You might think “okay, I want to make partner at the consulting firm or VP at the company.” Great, so you jump in and pretty quickly you find it’s the type of place where “from the outside everyone wanted to get into, but on the inside, everybody wanted to leave.”
There are two directions this may go based on people I’ve encountered in my life.
Person A never really asks “what am I optimizing for?”
He just wants to be the CEO — the big prize. So he works 80-hour weeks going through all the various departments to really learn the company. Then he gets promoted. And he thinks – “okay, I just need to sacrifice for a couple years then I’ll get to be VP.” A couple years go by and he has missed out on his daughter’s formative years but now he’s the VP and in an amazing spot.
He has stock in the company and as it grows through acquisitions, he can easily make hundreds of thousands. So he keeps going for a few more years, missing out on most of his second child’s years. Then finally he is the owner/operator of the company. He did it!
But there’s so much pressure, everything runs through him. He can’t take a day off.
And maybe he goes to the doctor one day. The doc says “hey this spot is a little weird looking.” It turns out it’s cancer.
And in that moment it all crashes into reality. What’s he going to say?
“It all happened so fast! Did I just waste my life? Lord please give me more time, I promise I won’t waste it…”
Well, you just had 20 years — what did you do with that? You thought you made it but all you made was a fool of yourself.
Compare this with a wise young lady who gets into a top management consulting firm. What is she optimizing for?
Well she wants to earn a great income and set up her professional career but at the end of the day it’s about financial freedom to maximize her quality of life. She works hard for a few years. Then they are ready to bump her up to senior manager and she says how about this: “instead of the 25% raise, just pay me the same amount but cut my hours by 25%.” Why?
Because she knows she is optimizing for financial freedom and quality of life as her path to happiness. She already has the financial security making like $120,000. So now she wants more freedom.
They work something out and she works about 35 hours per week instead of 50. She continues to do pretty well and 3 years later she makes the same “promotion”. She’s now working about 20 hours per week making $150,000. She has time to hang with her kids all afternoon and frequently takes long getaways to her favorite travel spots.

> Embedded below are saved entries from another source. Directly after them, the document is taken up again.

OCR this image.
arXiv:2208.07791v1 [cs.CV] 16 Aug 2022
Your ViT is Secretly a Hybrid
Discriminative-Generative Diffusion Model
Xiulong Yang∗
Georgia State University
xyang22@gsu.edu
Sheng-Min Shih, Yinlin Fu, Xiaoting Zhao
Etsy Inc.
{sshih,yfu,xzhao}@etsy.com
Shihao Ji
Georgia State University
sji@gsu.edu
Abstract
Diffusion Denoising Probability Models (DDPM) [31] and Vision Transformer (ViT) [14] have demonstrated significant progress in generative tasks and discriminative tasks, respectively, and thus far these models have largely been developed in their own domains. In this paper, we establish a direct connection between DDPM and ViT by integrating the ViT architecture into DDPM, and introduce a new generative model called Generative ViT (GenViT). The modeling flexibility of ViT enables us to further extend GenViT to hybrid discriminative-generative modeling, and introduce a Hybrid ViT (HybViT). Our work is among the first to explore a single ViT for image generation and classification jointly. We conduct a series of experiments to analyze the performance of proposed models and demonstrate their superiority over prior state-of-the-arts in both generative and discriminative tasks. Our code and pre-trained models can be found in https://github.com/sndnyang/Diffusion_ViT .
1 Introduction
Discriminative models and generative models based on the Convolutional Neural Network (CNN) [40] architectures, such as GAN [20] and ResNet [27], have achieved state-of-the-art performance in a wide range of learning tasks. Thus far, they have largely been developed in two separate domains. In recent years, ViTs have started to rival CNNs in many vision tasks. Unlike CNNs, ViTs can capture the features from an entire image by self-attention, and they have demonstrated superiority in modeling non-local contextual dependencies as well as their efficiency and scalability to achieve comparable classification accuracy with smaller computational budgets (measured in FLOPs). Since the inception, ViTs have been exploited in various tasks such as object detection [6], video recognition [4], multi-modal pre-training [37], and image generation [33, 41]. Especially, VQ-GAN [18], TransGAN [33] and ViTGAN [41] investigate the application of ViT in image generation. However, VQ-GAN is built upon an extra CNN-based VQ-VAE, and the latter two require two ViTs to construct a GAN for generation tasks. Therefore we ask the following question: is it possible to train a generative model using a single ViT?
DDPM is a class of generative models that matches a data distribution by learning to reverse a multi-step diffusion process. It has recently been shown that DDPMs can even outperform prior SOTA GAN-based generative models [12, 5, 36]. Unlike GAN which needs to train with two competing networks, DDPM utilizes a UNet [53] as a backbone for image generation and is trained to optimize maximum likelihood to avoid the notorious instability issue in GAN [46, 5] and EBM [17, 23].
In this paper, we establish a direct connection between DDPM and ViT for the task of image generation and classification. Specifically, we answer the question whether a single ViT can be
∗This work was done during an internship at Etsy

Because of her part time status she’ll never make VP, she’ll never be the CEO. She lost the rat race. And in doing so she won the game of life. She looked at the prize on offer and instead of competing, she quit. She decided to optimize for happiness.
So I’m not telling you can’t be the CEO or be the best at your thing or be rich and famous. (Although it may be worth noting Jim Carrey’s commentary: “I think everybody should get rich and famous and do everything they ever dreamed of so they can see that it's not the answer.”)
My point is before you start the race and as you run it you need be sure you want what’s at the finish line. You need to understand at all times – what am I optimizing for?
And I suggest it’s not success, money, status, views, productivity, etc. I suggest you optimize for happiness.